Coronavirus Melbourne: Neue Fälle, Quarantäne droht

Von Mathias Brunner
Formel 1

​Melbourne: Zwei weitere Mitarbeiter des Haas-Rennstalls stehen im Verdacht, sich mit dem Coronavirus angesteckt zu haben. Dr. Brett Sutton, leitender Arzt des Bundesstaates Victoria, spricht von «Quarantäne für alle».

Die Lage der Formel 1 spitzt sich zu in Melbourne: Seit Donnerstagmorgen befinden sich zwei weitere Mitglieder des Haas-Rennstalls in Isolation – sie stehen im Verdacht, sich mit dem Coronavirus angesteckt zu haben. Damit sind nun insgesamt vier Mitarbeiter des US-amerikanischen Rennstalls betroffen (ein Ingenieur und drei Mechaniker). Schon am Mittwoch waren zwei Haas-Angestellte sowie je eine Fachkraft von Williams und McLaren ins Hotel geschickt worden. Die Testergebnisse dieser Personen sollen bald vorliegen.

Die Weltgesundheitsbehörde (WHO) hat den Coronavirus am Mittwoch zur Pandemie erklärt – also zu einer länder- und kontinentübergreifenden Krankheit. Im Grunde war es nur eine Zeit, bis es erste Fälle in der Formel 1 geben würde.

Bange Frage: Falls einer der fünf besagten Mitglieder des Formel-1-Zirkus positiv gestetet werden, was passiert dann mit jenen Menschen, die mit ihnen in Kontakt standen?

Die Antwort gibt Dr. Brett Sutton, der leitende Arzt des australischen Bundesstaates Victoria. Er sagt im Radiosender SEN1116: «Sollte sich am Donnerstag herausstellen, dass diese Menschen am Coronavirus erkrankt sind und waren sie in engem Kontakt mit anderen Personen, dann müssen all diese Menschen in Quarantäne. Aber mit diesem Problem befassen wir uns, wenn es so weit ist.»

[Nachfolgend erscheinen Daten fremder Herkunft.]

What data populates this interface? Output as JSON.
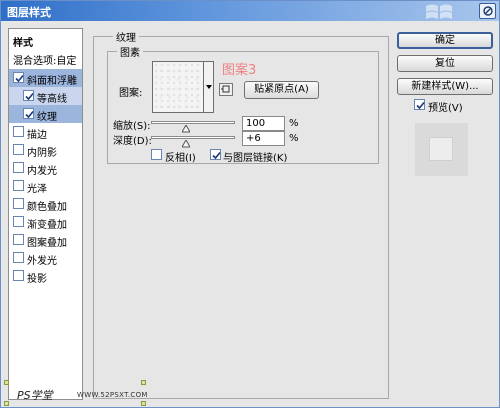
{
  "window": {
    "title": "图层样式",
    "close_label": ""
  },
  "left_panel": {
    "items": [
      {
        "label": "样式",
        "type": "header"
      },
      {
        "label": "混合选项:自定",
        "type": "header"
      },
      {
        "label": "斜面和浮雕",
        "checked": true,
        "selected": true
      },
      {
        "label": "等高线",
        "checked": true,
        "sub": true
      },
      {
        "label": "纹理",
        "checked": true,
        "sub": true
      },
      {
        "label": "描边",
        "checked": false
      },
      {
        "label": "内阴影",
        "checked": false
      },
      {
        "label": "内发光",
        "checked": false
      },
      {
        "label": "光泽",
        "checked": false
      },
      {
        "label": "颜色叠加",
        "checked": false
      },
      {
        "label": "渐变叠加",
        "checked": false
      },
      {
        "label": "图案叠加",
        "checked": false
      },
      {
        "label": "外发光",
        "checked": false
      },
      {
        "label": "投影",
        "checked": false
      }
    ]
  },
  "texture": {
    "group_title": "纹理",
    "pattern_group_title": "图素",
    "pattern_label": "图案:",
    "pattern_name_overlay": "图案3",
    "snap_origin_button": "贴紧原点(A)",
    "scale_label": "缩放(S):",
    "scale_value": "100",
    "scale_unit": "%",
    "scale_level_pct": 42,
    "depth_label": "深度(D):",
    "depth_value": "+6",
    "depth_unit": "%",
    "depth_level_pct": 42,
    "invert_label": "反相(I)",
    "invert_checked": false,
    "link_label": "与图层链接(K)",
    "link_checked": true
  },
  "right_panel": {
    "ok_button": "确定",
    "reset_button": "复位",
    "new_style_button": "新建样式(W)...",
    "preview_label": "预览(V)",
    "preview_checked": true
  },
  "footer": {
    "logo_text": "PS学堂",
    "url_text": "WWW.52PSXT.COM"
  },
  "colors": {
    "titlebar": "#2f6fc8",
    "selected_item": "#9cb5dd",
    "watermark": "#f08080"
  }
}
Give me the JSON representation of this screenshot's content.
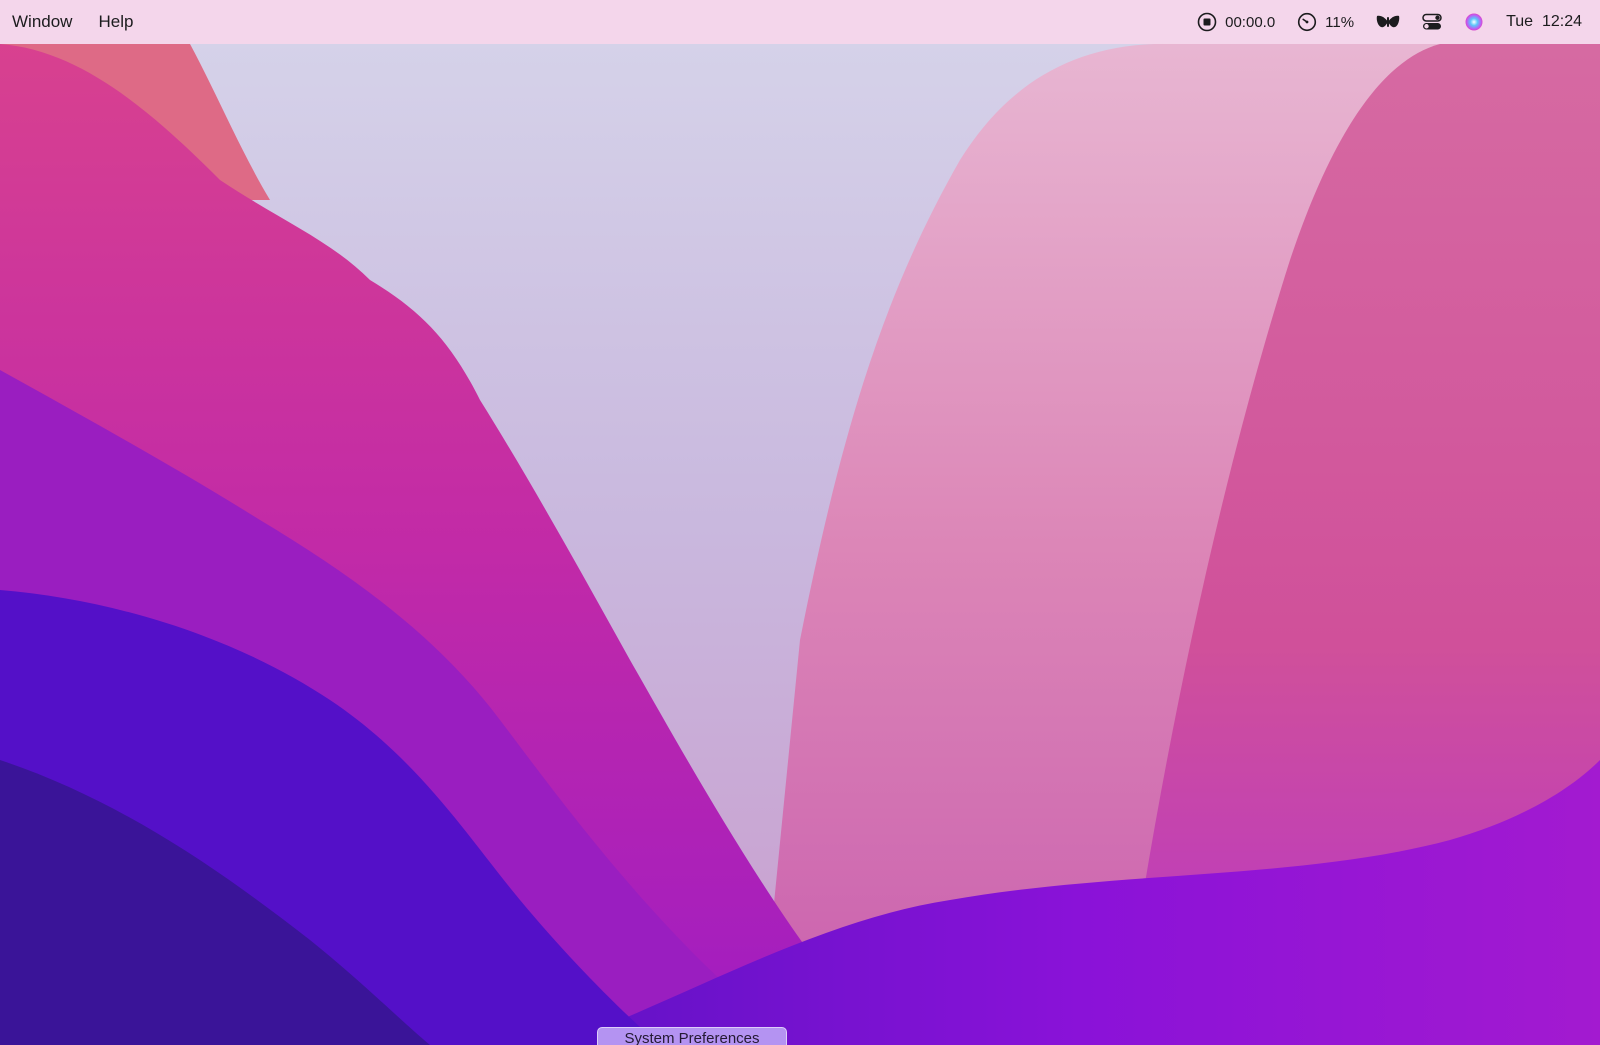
{
  "menubar": {
    "menus": [
      {
        "label": "Window"
      },
      {
        "label": "Help"
      }
    ],
    "status": {
      "recorder_icon": "record-stop-icon",
      "recorder_time": "00:00.0",
      "battery_icon": "gauge-icon",
      "battery_percent": "11%",
      "butterfly_icon": "butterfly-icon",
      "control_center_icon": "control-center-icon",
      "siri_icon": "siri-icon",
      "clock": "Tue  12:24"
    }
  },
  "dock": {
    "tooltip": "System Preferences"
  },
  "colors": {
    "menubar_bg": "#f6d6ea",
    "tooltip_bg": "#b493f2"
  }
}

Haas-Teamchef Günther Steiner im Fahrerlager des Albert Park Circuit: «Ich bin kein Arzt, ich weiss nicht, wann die Testergebnisse vorliegen. Bis dahin kann ich wenig sagen, und spekulieren will ich nicht. Ich hoffe, die Tests fallen alle negativ aus, und wir können normal unserer Arbeit nachgehen. Aber wir nehmen diese Sache sehr ernst. Wir haben unseren Leuten gesagt: ‘Wenn ihr euch nicht wohlfühlt, dann sagt uns das bitte. Es hat keinen Sinn, etwas zu verbergen.’ Das fände ich das Schlimmste: Dass sich der Virus verbreitet, weil wir unachtsam sind.»

«Wenn unsere Leute weiter ausfallen, können wir das abfedern. Wir müssen Kompromisse eingehen, gewiss, aber das würde gehen. Ich bleibe optimistisch, dass es dazu nicht kommen wird.»

Renault-Teamchef Cyril Abiteboul hatte angedeutet, dass in der Formel 1 das Thema Coronavirus zu gelassen behandelt werde. Dieser Ansicht kann sich der Südtiroler Günther Steiner nicht anschliessen: «Die ganze Welt befindet sich derzeit in einer schwierigen Situation. Ich bin nicht der Meinung, dass unser Sport hier schlecht geführt wird. Sie wussten ja auch nicht, wie sich das alles entwickeln würde. Ich bin seit Sonntag in Melbourne, da gab es noch kein Problem. Dann ist die Lage eskaliert, sie ändert sich beinahe stündlich. Wir müssen mit der Situation so gut umgehen, wie wir eben können.»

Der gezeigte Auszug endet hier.